Campagne mondiale contre la peine de mort (10 octobre) [cs]

Webdocumentaire "Abolition universelle de la peine de mort"

Réalisé à l’occasion de la journée internationale contre la peine de mort, ce webdocumentaire propose des interviews de personnalités engagées contre la peine de mort (Robert Badinter, Jane Birkin, Bruno Podalydès, Richard Sédillot) et des reportages dans quatre pays : Liban, Bénin, Maroc et Mongolie.

Voir le webdocumentaire sur le site du Ministère des affaires étrangères.

Le 10 octobre - Journée mondiale contre la peine de mort

Tribune de M. Laurent Fabius, Ministre des Affaires étrangères, à l’occasion du dixième anniversaire de la journée mondiale contre la peine de mort. (10 octobre 2012)

Cet appel à abolir la peine de mort a été signé par les ministres des affaires étrangères suivants : Didier Burkhalter (Suisse), Guido Westerwelle (Allemagne), Aurelia Frick (Liechtenstein), Michael Spindelegger (Autriche), Giulio Terzi (Italie) et Laurent Fabius (France).

Evènement au Quai d’Orsay : "Pour l’abolition universelle de la peine de mort" (9 octobre 2012)

La France s’engage dans une campagne pour l’abolition universelle de la peine de mort, plaçant les droits de l’Homme au cœur des ambitions de son action extérieure.

Après avoir réuni plus de 50 pays lors de l’Assemblée générale des Nations unies, Laurent Fabius convie au Quai d’Orsay les acteurs et les défenseurs de l’abolition, en lever de rideau de la Journée mondiale contre la peine de mort.

Pour la première fois, cet évènement rassemblera à Paris, avec les présidents et représentants de grandes ONG, les intellectuels et de nombreux étudiants, des avocats de condamnés à mort venus du monde entier (Japon, Iran, Etats-Unis, Chine Kenya, Mongolie).

Voir le programme.

Engagement de la France pour l’abolition de la peine de mort

La peine de mort n’est pas la justice, c’est l’échec de la justice. La peine de mort n’est pas un instrument utile à la lutte contre la criminalité. La perte de vie humaine qu’elle entraine est irréparable et aucun système juridique n’est à l’abri d’une erreur judiciaire. Le recours à la peine de mort n’est pas un simple instrument de politique pénale, c’est une violation des droits de l’Homme.

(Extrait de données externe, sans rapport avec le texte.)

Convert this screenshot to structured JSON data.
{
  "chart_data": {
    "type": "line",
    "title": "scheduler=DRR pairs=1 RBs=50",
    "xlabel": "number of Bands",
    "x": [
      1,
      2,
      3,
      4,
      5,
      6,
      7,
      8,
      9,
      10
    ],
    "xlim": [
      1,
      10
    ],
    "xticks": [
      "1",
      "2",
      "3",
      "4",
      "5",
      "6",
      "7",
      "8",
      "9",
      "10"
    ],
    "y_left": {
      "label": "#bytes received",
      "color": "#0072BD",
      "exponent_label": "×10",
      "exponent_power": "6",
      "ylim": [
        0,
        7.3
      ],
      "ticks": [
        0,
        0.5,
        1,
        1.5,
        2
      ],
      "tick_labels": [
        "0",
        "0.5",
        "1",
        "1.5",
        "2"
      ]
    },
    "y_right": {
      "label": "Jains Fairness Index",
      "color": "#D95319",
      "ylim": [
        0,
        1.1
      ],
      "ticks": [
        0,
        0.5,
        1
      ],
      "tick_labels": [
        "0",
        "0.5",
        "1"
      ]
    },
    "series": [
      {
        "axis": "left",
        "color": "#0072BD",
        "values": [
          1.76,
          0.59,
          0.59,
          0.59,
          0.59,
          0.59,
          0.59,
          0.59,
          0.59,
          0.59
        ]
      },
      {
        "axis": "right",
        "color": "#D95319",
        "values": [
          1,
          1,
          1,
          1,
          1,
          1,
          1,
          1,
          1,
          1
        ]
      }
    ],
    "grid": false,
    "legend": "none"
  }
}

Comme il existe, dans chaque pays, des hommes engagés dont le nom est associé à une cause, il existe des Etats engagés pour des combats universels au sein de la communauté des nations. Chacun sait ce que l’abolition de la peine de mort doit à la détermination de Victor Hugo, Albert Camus ou Robert Badinter. Aujourd’hui, la France occupe une place privilégiée et reconnue au sein des principaux Etats engagés dans la lutte contre la peine de mort.

L’abolition de la peine de mort est une cause hautement symbolique, qui rappelle l’universalité des droits de l’Homme. La prise de conscience mondiale en faveur de l’abolition progresse sur tous les continents, indépendamment du type de régime politique, du niveau de développement ou de l’héritage culturel.

Laurent Fabius, ministre des Affaires étrangères, a décidé de prolonger ce combat en mobilisant la diplomatie française partout dans le monde pour une campagne pour l’abolition de la peine de mort.

Carte interactive de la peine de mort dans le monde

Voir la carte sur le site du MAE.

Campagne mondiale pour l’abolition de la peine de mort

Voir le dossier sur le site du MAE.

Abolition de la peine de mort en France

Voir le dossier sur le site du MAE.

Portée par l’engagement et le discours à l’Assemblée nationale du ministre de la Justice de l’époque, Robert Badinter, la loi du 9 octobre 1981 a aboli la peine de mort en France. Cette loi a renforcé le combat que la France menait de longue date pour la promotion de la dignité humaine. Le droit français interdit l’éloignement de toute personne vers un pays où celle-ci serait exposée à la peine de mort.

A propos de Robert Badinter

Robert Badinter, ancien Président du Conseil Constitutionnel et ancien Garde des Sceaux était à l’honneur en République tchèque les jeudi 28 et vendredi 29 avril 2011.

Voir article sur sa visite, pendant laquelle il a reçu le titre docteur honoris causa de la Faculté de Droit de l’Université Charles de Prague, il a prononcé une allocution à la Cour constitutionnelle sise à Brno et a ensuite reçu la Médaille d’or de l’Université Jan Masaryk de Brno.

Robert Badinter s’est rendu en République tchèque en octobre 2012 pour recevoir le titre docteur honoris causa de l’Université Charles qui lui a été remis par le Recteur de l’Université.